La voix du Prince en 1981 est plus légère et plus jeune que la V.O. et très caressante tant parlée (par Guy Chapelier) que chantée (par Olivier Constantin). Ici les  deux timbres s’accordent parfaitement. En 1959, la voix de Philippe est plus riche en testostérone, se rapprochant ainsi de la voix originale (Bill Shirley). C’est Guy Severyns qui double le Prince. Comme nous connaissons peu sa carrière il nous a fait part de quelques souvenirs : « Je suis entré en 1942 au Conservatoire, mais le classique c’était trop sérieux pour moi, j’ai préféré faire du music-hall. Pendant la guerre, j’ai connu Eddie Barclay qui pour contourner l’interdiction de danser dans des bals avait ouvert un cours de danse, ce qui était autorisé. J’ai fait mes débuts en allant de concours de chant en concours de chant: amateurs puis semi-professionnels puis professionnels. Je faisais aussi beaucoup de galas gratuits pour les anciens prisonniers de guerre. Un jour j’ai gagné un concours à la radio, j’étais ex-aequo avec Jacqueline François. Ce prix-là m’a donné deux émissions avec l’orchestre de Jo Bouillon qui était à la RTF à l’époque. Et deux mois après je l’accompagnais comme chanteur d’orchestre avec sa femme Josephine Baker dans toute l’Europe, notamment en Suisse et en gala international à Berlin. J’ai aussi été chanteur d’orchestre pour Hubert Rostaing, on a fait des galas à Oran et Alger. J’ai fait énormément de radio : j’avais des émissions régulières comme pendant deux ans « Centrale 21-53 » avec Gisèle Paris et Robert Beauvais tous les dimanches matin en direct du Rex. Je devais chanter ce que les auditeurs demandaient au téléphone pour des anniversaires, des amis, etc. Pierre Spiers dirigeait l’orchestre et je chantais un peu de tout en fonction des demandes, après avoir répété rapidement en studio. J’ai aussi enregistré pas mal de disques pour Guy Lafarge avec qui j’ai débuté vers 47-48, j’ai même eu un prix à Deauville avec une chanson de lui qui s’appelait « Pour moi tout seul ».
J’ai fait un duo avec sa compagne Eliane Thibault (voix de Mary Poppins, ndlr), « Le Sable et la Mer ».Guy Lafarge m’a appris à bien articuler les chansons, il me disait « Une chanson c’est comme une petite pièce de théâtre en trois couplets, et un refrain ». C’était un temps où les chansons voulaient dire quelque chose.

Et puis j’ai été chanteur d’orchestre au Claridge sur les Champs Elysées, et chanteur au Lido.
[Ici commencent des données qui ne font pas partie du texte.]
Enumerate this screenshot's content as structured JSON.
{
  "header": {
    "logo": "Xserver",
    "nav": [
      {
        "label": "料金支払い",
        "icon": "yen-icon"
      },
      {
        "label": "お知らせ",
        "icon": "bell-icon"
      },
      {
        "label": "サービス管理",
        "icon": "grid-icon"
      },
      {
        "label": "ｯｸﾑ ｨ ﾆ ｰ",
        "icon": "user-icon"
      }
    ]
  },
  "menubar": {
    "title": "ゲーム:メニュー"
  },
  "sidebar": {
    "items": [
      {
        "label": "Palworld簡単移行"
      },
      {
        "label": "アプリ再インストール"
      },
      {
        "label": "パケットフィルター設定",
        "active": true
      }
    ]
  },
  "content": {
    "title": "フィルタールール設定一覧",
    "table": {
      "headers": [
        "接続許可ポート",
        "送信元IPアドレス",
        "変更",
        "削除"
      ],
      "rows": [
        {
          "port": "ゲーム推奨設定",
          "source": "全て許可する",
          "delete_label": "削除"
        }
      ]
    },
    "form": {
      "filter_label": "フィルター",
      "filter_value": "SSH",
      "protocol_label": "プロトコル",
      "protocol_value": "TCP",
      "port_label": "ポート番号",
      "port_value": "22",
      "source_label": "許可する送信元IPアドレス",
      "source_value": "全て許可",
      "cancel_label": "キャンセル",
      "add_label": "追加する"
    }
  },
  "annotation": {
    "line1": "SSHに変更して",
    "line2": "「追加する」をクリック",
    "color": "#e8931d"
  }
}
Au Lido c’était une sécurité financière car je travaillais tous les soirs mais ça m’a un peu coupé de la radio et de la télé car j’y ai travaillé cinq ans, je finissais tous les soirs à 2 ou 3 heures du matin, donc c’était impossible d’enchaîner le lendemain matin avec du studio. Quand ça s’est fini j’ai essayé de me remettre dans le circuit mais les places étaient prises. L’acteur André Pousse qui était également impresario m’a envoyé au Liban pour faire sept mois avec la revue du Moulin-Rouge et j’ai enchaîné avec cinq ans au Moulin-Rouge. Ca m’a permis de faire vivre ma famille, mais on ne peut pas chanter ce qu’on veut dans ces boîtes-là, il y a un programme imposé pour les touristes, etc. Et il ne faut pas avoir des problèmes de voix, ça m’est arrivé une seule fois d’être aphone et je m’en souviens encore. Comme je voyais que ma carrière n’allait pas me mener bien loin j’ai accepté la proposition de quelqu’un (que je connaissais du temps où je chantais des publicités à la radio) de me reconvertir : je suis entré dans les laboratoires Vichy, d’abord comme représentant puis comme responsable des étalages. J’ai travaillé jusqu’à soixante-cinq ans alors ça me fait rigoler quand on parle de la retraite à soixante ans. J’ai commencé à travailler en 39, ce n’est pas ma faute s’il y a eu la guerre (rires). »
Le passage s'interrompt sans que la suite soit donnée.